Esses Sete Mandamentos seriam agora escritos na parede, constituindo
a lei inalterável pela qual a Granja dos Bichos deveria reger sua
vida para sempre.
Com
alguma dificuldade (pois não é fácil para um porco equilibrar-se
numa escada de mão), Bola-de-Neve subiu e começou a trabalhar,
enquanto Garganta, alguns degraus abaixo, segurava a lata de tinta.

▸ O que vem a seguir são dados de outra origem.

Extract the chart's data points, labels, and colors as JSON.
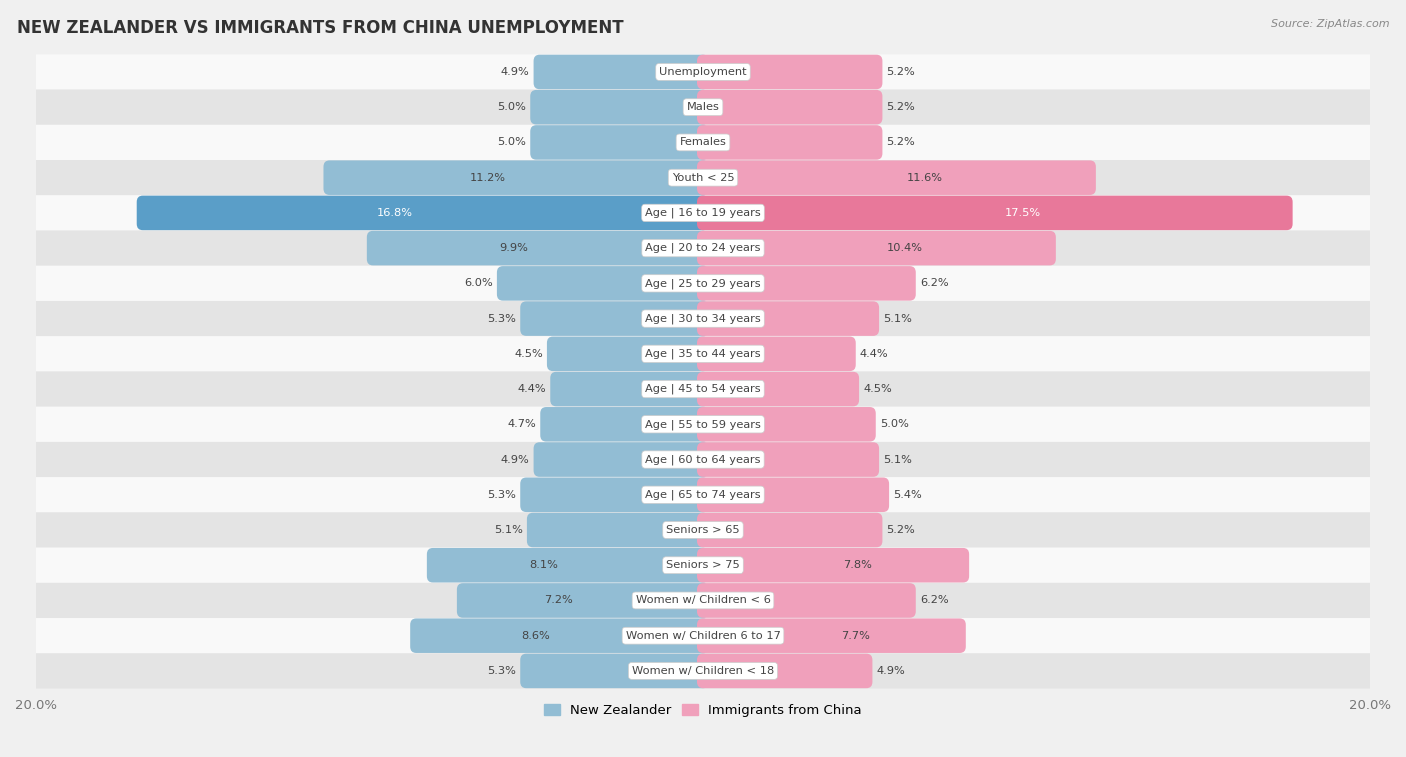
{
  "title": "NEW ZEALANDER VS IMMIGRANTS FROM CHINA UNEMPLOYMENT",
  "source": "Source: ZipAtlas.com",
  "categories": [
    "Unemployment",
    "Males",
    "Females",
    "Youth < 25",
    "Age | 16 to 19 years",
    "Age | 20 to 24 years",
    "Age | 25 to 29 years",
    "Age | 30 to 34 years",
    "Age | 35 to 44 years",
    "Age | 45 to 54 years",
    "Age | 55 to 59 years",
    "Age | 60 to 64 years",
    "Age | 65 to 74 years",
    "Seniors > 65",
    "Seniors > 75",
    "Women w/ Children < 6",
    "Women w/ Children 6 to 17",
    "Women w/ Children < 18"
  ],
  "nz_values": [
    4.9,
    5.0,
    5.0,
    11.2,
    16.8,
    9.9,
    6.0,
    5.3,
    4.5,
    4.4,
    4.7,
    4.9,
    5.3,
    5.1,
    8.1,
    7.2,
    8.6,
    5.3
  ],
  "china_values": [
    5.2,
    5.2,
    5.2,
    11.6,
    17.5,
    10.4,
    6.2,
    5.1,
    4.4,
    4.5,
    5.0,
    5.1,
    5.4,
    5.2,
    7.8,
    6.2,
    7.7,
    4.9
  ],
  "nz_color": "#92bdd4",
  "china_color": "#f0a0bb",
  "nz_highlight_color": "#5a9ec8",
  "china_highlight_color": "#e8789a",
  "highlight_rows": [
    4
  ],
  "xlim": 20.0,
  "legend_nz": "New Zealander",
  "legend_china": "Immigrants from China",
  "bg_color": "#f0f0f0",
  "row_bg_white": "#f9f9f9",
  "row_bg_gray": "#e4e4e4",
  "label_bubble_color": "#ffffff",
  "label_text_color": "#444444",
  "value_text_color": "#444444",
  "axis_text_color": "#777777",
  "title_color": "#333333"
}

Os Mandamentos foram escritos na parede alcatroada em grandes letras
brancas que podiam ser lidas a muitos metros de distância.
Eram
os seguintes:
OS
SETE MANDAMENTOS
1.
Qualquer coisa que ande sobre duas pernas é inimigo.
2.
O que andar sobre quatro pernas, ou tiver asas, é amigo.
3.
Nenhum animal usará roupa.
4.
Nenhum animal dormirá em cama.
5.
Nenhum animal beberá álcool.
6.
Nenhum animal matará outro animal.
7.
Todos os animais são iguais.
Foi
tudo muito bem escrito, e com exceção da palavra “álcool”, que
saiu “álcol”, e de um dos S, desenhado ao contrário, a
ortografia estava correta. Bola-de-Neve leu o que escrevera, em voz
alta, para os demais. Todos os bichos balançaram a cabeça, de pleno
acordo, e os mais atentos começaram logo a decorar os Mandamentos.
“Agora,
camaradas”, disse Bola-de-Neve, deixando cair o pincel, “ao campo
de feno! É questão de honra fazer a colheita em menos tempo do que
Jones e sua gente.”
Nesse
momento, porém, as vacas, que já vinham dando sinais de
inquietação, começaram a mugir. Há vinte e quatro horas não eram
ordenhadas, e tinham os úberes quase estourando. Depois de alguma
reflexão, os porcos pediram baldes e ordenharam as vacas
razoavelmente bem, pois seus cascos adaptavam-se à tarefa. Tiraram
cinco baldes de um leite espumante e cremoso, que muitos dos animais
olharam com considerável interesse.
“Que
vamos fazer com esse leite?”, perguntou alguém.
“Jones,
às vezes, misturava um pouco ao nosso farelo”, disse uma galinha.
“Não
vos ocupeis do leite, camaradas!”, exclamou Napoleão, postando-se
à frente dos baldes. “Nós trataremos desse assunto. A colheita é
mais importante. O camarada Bola-de-Neve vos conduzirá. Eu irei
dentro de alguns minutos. Avante, camaradas! O feno espera.”